Here are some other ways to help reframe our downcast emotions, in addition to psychotherapy:
- Serve someone outside of your own family – Nothing shrinks the size of our own problems like humbly helping another person.
- Associate with others who help you keep a positive outlook – Good-finders can’t help but rub off on us. When we surround ourselves with others who maintain a positive mental attitude, rather than those who feed our rage or sense of entitlement, we quickly find that we want to be just like them.
- Get moving – It is proven fact that the endorphins from exercise lift us mentally and emotionally.
- Get adequate sleep – I know that so many parents like us have a difficult time with this one because their children are so dysregulated when it comes to sleep. However, we can also put pressure on ourselves to keep working in a depleted state because we feel guilty. There is so much to get done! Challenge that thinking in yourself. We tend to make poor decisions and are much more emotionally frail when we are not getting good sleep.

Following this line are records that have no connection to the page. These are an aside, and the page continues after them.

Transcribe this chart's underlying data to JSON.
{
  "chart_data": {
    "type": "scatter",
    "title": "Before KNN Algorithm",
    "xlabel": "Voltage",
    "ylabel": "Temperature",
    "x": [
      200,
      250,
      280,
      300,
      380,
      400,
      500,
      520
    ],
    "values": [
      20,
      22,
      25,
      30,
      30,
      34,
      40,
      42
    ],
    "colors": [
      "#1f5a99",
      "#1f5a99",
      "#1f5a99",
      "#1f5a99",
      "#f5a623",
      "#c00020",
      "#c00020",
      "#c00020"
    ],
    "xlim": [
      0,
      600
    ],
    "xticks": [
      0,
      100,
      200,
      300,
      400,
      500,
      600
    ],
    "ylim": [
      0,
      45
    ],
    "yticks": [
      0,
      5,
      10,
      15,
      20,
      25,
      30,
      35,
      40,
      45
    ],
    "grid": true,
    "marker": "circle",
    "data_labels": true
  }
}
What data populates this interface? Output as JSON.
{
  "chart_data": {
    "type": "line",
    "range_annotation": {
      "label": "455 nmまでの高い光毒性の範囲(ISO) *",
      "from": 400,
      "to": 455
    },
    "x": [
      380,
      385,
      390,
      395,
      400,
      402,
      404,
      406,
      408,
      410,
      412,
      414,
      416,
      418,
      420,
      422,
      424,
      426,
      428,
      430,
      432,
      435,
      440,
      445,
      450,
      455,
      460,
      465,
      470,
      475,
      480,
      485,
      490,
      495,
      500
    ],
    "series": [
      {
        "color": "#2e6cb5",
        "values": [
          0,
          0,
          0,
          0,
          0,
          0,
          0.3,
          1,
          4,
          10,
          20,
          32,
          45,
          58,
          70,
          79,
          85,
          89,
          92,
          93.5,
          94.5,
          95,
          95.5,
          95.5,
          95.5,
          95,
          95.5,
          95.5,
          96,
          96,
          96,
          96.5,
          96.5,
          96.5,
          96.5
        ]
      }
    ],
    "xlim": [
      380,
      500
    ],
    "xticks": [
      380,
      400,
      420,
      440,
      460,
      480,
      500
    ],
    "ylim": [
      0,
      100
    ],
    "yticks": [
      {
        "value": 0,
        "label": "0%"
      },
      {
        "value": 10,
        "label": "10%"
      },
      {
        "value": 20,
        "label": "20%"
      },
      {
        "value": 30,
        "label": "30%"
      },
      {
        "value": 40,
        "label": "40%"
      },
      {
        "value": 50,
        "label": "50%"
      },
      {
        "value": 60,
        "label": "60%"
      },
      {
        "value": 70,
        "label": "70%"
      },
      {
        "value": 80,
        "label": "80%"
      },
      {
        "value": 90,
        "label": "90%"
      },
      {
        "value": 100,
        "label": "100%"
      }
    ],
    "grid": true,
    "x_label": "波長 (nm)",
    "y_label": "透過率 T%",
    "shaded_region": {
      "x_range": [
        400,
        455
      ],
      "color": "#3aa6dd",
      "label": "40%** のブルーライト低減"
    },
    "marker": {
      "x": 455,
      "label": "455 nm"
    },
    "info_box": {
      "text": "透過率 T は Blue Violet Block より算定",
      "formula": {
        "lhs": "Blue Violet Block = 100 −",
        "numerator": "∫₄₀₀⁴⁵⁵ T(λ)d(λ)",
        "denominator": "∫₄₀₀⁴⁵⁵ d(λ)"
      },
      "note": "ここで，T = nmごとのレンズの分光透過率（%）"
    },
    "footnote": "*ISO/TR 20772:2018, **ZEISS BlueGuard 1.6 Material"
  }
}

- Stop eating the junk – Oh, how easy it is to have junk food in our homes for our children and consume it ourselves. Even so, eating some sort of over-processed cheese poppy thing never helped an athlete win a marathon. That’s what parenting a special child is, a marathon. We need to fuel ourselves for endurance by “eating the rainbow,” and choosing lean proteins, not consuming empty, “naked” carbs. Also, staying well-hydrated is essential.
These are just a few ways to tend to ourselves and the state of our hearts. This is time and energy well spent. Our physical well-being definitely affects our mental and emotional well-being. Jesus reminds us in Matthew 15:19, “For from your heart come the evil ideas which lead you to kill, commit adultery, and do other immoral things; to rob, lie, and slander others.” (GNT) If we find what is spilling out of us is nasty, then we have both internal and external work to do.
I don’t know about you, but I don’t want to be the person who others avoid when they see me at therapy with a child or picking up my offspring at a school event. Bitterness is toxic. We all do well to make sure it is not making our hearts its home.